Liat Olenick, a member of a working group focused on opposing Trump’s appointments, said that she’s now working four to six hours a day on the working group’s business.
“It was just a structure that was really empowering, and really allowed a lot of actions to happen,” she said.
The autonomy of the groups has created a bit of a pickle for Lander. While he’s a sort of “organizer in chief” of the whole apparatus, as one speaker called him at the February gathering, he has no actual control over what the working groups do. So when some of them get involved in things like pickets outside the Park Slope home of Sen. Chuck Schumer, it can get a bit awkward.

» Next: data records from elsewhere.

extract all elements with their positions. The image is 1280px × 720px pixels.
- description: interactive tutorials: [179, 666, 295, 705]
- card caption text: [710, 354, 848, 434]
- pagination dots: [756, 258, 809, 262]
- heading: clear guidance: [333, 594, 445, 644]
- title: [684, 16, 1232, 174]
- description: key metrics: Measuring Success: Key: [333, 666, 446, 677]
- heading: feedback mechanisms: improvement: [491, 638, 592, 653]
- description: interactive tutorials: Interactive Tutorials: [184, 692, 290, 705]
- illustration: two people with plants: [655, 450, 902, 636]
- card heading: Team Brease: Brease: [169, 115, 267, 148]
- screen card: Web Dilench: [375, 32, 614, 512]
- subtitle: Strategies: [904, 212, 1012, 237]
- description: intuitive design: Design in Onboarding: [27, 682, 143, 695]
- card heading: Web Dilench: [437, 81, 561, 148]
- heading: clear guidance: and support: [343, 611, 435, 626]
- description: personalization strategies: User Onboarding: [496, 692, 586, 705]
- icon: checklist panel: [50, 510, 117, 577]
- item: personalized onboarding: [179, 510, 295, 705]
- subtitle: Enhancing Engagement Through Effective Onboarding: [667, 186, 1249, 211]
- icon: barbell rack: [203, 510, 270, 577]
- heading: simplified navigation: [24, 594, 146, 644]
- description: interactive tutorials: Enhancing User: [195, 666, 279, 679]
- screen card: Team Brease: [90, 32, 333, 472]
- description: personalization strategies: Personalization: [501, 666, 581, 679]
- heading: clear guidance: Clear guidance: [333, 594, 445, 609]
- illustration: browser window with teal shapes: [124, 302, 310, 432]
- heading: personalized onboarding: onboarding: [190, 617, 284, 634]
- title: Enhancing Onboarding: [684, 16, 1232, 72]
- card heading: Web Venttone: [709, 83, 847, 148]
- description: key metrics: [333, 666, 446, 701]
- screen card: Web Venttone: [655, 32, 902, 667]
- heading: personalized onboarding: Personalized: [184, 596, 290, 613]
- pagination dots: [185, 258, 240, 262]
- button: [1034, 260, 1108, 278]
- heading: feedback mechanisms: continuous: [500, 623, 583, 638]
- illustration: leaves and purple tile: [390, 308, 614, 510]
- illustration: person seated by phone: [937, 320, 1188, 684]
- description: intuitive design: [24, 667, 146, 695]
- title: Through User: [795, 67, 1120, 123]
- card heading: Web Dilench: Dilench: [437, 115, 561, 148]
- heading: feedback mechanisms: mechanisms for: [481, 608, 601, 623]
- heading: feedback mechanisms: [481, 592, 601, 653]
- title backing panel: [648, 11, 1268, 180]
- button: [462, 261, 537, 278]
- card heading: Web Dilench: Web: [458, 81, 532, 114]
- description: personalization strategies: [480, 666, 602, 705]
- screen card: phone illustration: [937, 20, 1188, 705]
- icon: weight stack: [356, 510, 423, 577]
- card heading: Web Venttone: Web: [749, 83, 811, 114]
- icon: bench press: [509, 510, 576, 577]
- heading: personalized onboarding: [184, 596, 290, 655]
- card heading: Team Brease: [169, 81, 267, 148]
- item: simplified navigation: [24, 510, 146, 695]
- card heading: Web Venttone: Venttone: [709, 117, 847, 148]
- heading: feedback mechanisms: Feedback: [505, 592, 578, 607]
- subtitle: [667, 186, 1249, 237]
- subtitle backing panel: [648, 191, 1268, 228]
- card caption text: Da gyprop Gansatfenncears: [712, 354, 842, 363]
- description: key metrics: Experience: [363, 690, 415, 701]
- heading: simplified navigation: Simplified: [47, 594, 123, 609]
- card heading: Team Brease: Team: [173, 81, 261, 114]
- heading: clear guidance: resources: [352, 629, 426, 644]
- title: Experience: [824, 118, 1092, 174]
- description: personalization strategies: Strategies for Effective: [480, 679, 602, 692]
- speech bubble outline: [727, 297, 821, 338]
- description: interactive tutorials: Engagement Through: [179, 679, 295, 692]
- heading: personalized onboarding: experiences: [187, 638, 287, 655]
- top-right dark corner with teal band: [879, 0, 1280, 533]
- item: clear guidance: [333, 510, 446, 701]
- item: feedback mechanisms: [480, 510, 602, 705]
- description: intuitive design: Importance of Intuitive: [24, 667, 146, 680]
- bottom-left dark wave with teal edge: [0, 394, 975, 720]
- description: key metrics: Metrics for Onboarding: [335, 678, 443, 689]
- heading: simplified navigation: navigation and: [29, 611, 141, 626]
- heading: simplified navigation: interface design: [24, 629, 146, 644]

Schumer is, after all, one of the most powerful Democrats in the state. And even though he’s signaled repeatedly that he doesn’t necessarily mind the protests, it can still be uncomfortable to be seen as abetting an attack on the minority leader.
Speaking publicly at the February #getorganizedbk gathering, Lander referred to the Schumer protests coyly, calling them “one of the rallies that’s just a block or two from here.”
Still, when pressed he didn’t back away from the tactic of putting pressure on the minority leader. “Risky times for all of us,” he said. “For me, I feel like it’s better to try to lean into being part of this activism than to worry about what the implications are.”
Back outside the synagogue that Monday night in February, Lander jammed his car into a parking spot near the door, hopped out and began thanking people for coming. He shook hands with people waiting on line, shook hands with the beat cops outside, shared a word with a staffer about overflow contingencies and went in.
All at once, Lander was in his element. He knew everyone, or at least everyone knew him. Someone asked about the mayor and Ellison dropping out. “Whatever,” Lander said. “It’s okay.” And the whole thing was forgotten.
Lander spoke at the end of the program, after a panel of immigrant organizers, and before attendees broke out into small groups to make protest plans.
“Organizing works,” Lander told the crowd, standing at the pulpit and sermonizing like a rabbi on Yom Kippur. “Resistance works. Not enough to blot out all that darkness, but sure enough to make a difference.”
It was just what Park Slope needed. The crowd roared.